Wie 1 außerdem zu entnehmen ist, ist ein Arbeitsspeicher 10 an der dem Bremskolben 6 abgewandten Seite des Bremsgehäuses 1 angeordnet. Der Arbeitsspeicher 10 besteht im wesentlichen aus einem hydraulischen Speicherdruckraum 9, einem den Speicherdruckraum 9 begrenzenden Speicherkolben 11 sowie einem Federelement 12, das im gezeigten Beispiel als ein Paket von Tellerfedern ausgeführt ist und sich am Speicherkolben 11 abstützt. Die im Arbeitsspeicher 10 gespeicherte Energie wirkt während eines Feststellbremsvorganges auf den Bremskolben 6, wie nachfolgend noch näher erläutert wird. Dadurch wird erreicht, dass die auf die Bremsbeläge einwirkende Zuspannkraft von thermisch bedingten Längenänderungen im Bereich des Bremsgehäuses 1 nahezu unabhängig ist.

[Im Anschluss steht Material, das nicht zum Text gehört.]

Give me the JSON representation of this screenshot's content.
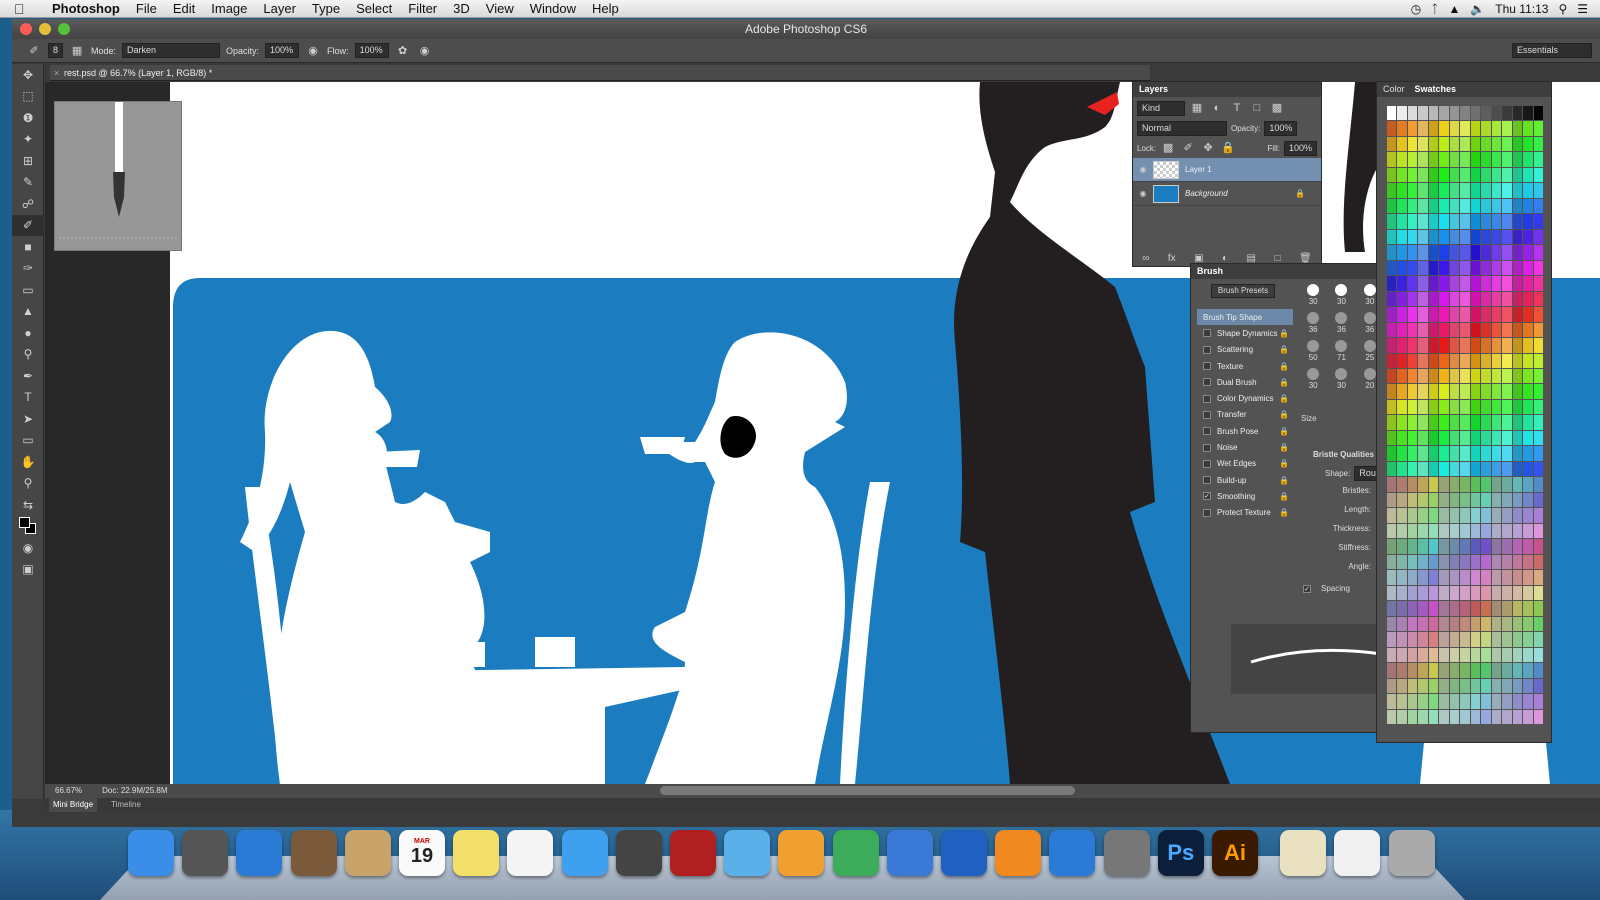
{
  "menubar": {
    "app": "Photoshop",
    "items": [
      "File",
      "Edit",
      "Image",
      "Layer",
      "Type",
      "Select",
      "Filter",
      "3D",
      "View",
      "Window",
      "Help"
    ],
    "clock": "Thu 11:13"
  },
  "window": {
    "title": "Adobe Photoshop CS6"
  },
  "options": {
    "brush_size": "8",
    "mode_label": "Mode:",
    "mode_value": "Darken",
    "opacity_label": "Opacity:",
    "opacity_value": "100%",
    "flow_label": "Flow:",
    "flow_value": "100%",
    "workspace": "Essentials"
  },
  "document": {
    "tab": "rest.psd @ 66.7% (Layer 1, RGB/8) *"
  },
  "status": {
    "zoom": "66.67%",
    "doc": "Doc: 22.9M/25.8M"
  },
  "bottom_tabs": [
    "Mini Bridge",
    "Timeline"
  ],
  "layers_panel": {
    "title": "Layers",
    "filter": "Kind",
    "blend": "Normal",
    "opacity_label": "Opacity:",
    "opacity": "100%",
    "lock_label": "Lock:",
    "fill_label": "Fill:",
    "fill": "100%",
    "layers": [
      {
        "name": "Layer 1",
        "selected": true
      },
      {
        "name": "Background",
        "selected": false
      }
    ]
  },
  "color_panel": {
    "tabs": [
      "Color",
      "Swatches"
    ]
  },
  "brush_panel": {
    "title": "Brush",
    "presets_button": "Brush Presets",
    "tip_shape": "Brush Tip Shape",
    "options": [
      {
        "label": "Shape Dynamics",
        "checked": false
      },
      {
        "label": "Scattering",
        "checked": false
      },
      {
        "label": "Texture",
        "checked": false
      },
      {
        "label": "Dual Brush",
        "checked": false
      },
      {
        "label": "Color Dynamics",
        "checked": false
      },
      {
        "label": "Transfer",
        "checked": false
      },
      {
        "label": "Brush Pose",
        "checked": false
      },
      {
        "label": "Noise",
        "checked": false
      },
      {
        "label": "Wet Edges",
        "checked": false
      },
      {
        "label": "Build-up",
        "checked": false
      },
      {
        "label": "Smoothing",
        "checked": true
      },
      {
        "label": "Protect Texture",
        "checked": false
      }
    ],
    "tip_sizes": [
      "30",
      "30",
      "30",
      "36",
      "36",
      "36",
      "50",
      "71",
      "25",
      "30",
      "30",
      "20"
    ],
    "size_label": "Size",
    "bristle_title": "Bristle Qualities",
    "shape_label": "Shape:",
    "shape_value": "Roun",
    "bristle_fields": [
      "Bristles:",
      "Length:",
      "Thickness:",
      "Stiffness:",
      "Angle:"
    ],
    "spacing_label": "Spacing"
  },
  "colors": {
    "canvas_blue": "#1b7dbf",
    "silhouette": "#231f20",
    "lips": "#e8231f",
    "layer_selected": "#7390b0"
  },
  "dock": [
    "Finder",
    "Launchpad",
    "Safari",
    "Mail",
    "Contacts",
    "Calendar",
    "Notes",
    "Reminders",
    "Messages",
    "FaceTime",
    "Photo Booth",
    "iPhoto",
    "Pages",
    "Numbers",
    "Keynote",
    "iTunes",
    "iBooks",
    "App Store",
    "System Preferences",
    "Photoshop",
    "Illustrator",
    "Burger",
    "Documents",
    "Trash"
  ],
  "dock_calendar": {
    "month": "MAR",
    "day": "19"
  },
  "dock_badges": {
    "photoshop": "Ps",
    "illustrator": "Ai"
  }
}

Eine Verriegelungsvorrichtung, die zur Realisierung einer Feststellbremsfunktion erforderlich ist, ist bei der in 1 dargestellten Ausführung durch ein Spindelgetriebe bzw. eine Gewindemutter-Spindel-Anordnung 14 gebildet. Die erwähnte Gewindemutter-Spindel-Anordnung 14 besteht aus einer Gewindemutter 15 sowie einer Spindel 16, die mittels eines nicht selbsthemmenden Gewindes miteinander in Verbindung stehen. Dabei ist die Gewindemutter 15 mit dem Bremskolben 6 starr verbunden, während die Spindel 16 an ihrem dem Bremskolben 6 abgewandten Ende eine vorzugsweise konische erste Reibfläche 17 aufweist, die mit einer im Speicherkolben 11 verdrehgesichert angeordneten zweiten Reibfläche 18 in- und außer Eingriff bringbar ist. Zu diesem Zweck ist ein Kraftübertragungselement 27 vorgesehen, das von einer zylindrischen Stufenbohrung 13 im Speicherkolben 11 aufgenommen wird und durch ihn hindurchragt und ein Zentrallager 21 für die Spindel 16 bildet. Nach einer Relativbewegung des Kraftübertragungselementes 27 gegenüber dem Speicherkolben 11 wird die Funktion des Zentrallagers 21 aufgehoben und die beiden Reibflächen 17, 18 stehen miteinander in Eingriff, wie nachfolgend noch näher erläutert wird. Außerdem spannt eine sich am Bremsgehäuse 1 abstützende Feder 19 unter Zwischenschaltung eines Axiallagers 20 die Spindel 16 in Richtung auf die zweite Reibfläche 18 bzw. auf das Zentrallager 21 vor.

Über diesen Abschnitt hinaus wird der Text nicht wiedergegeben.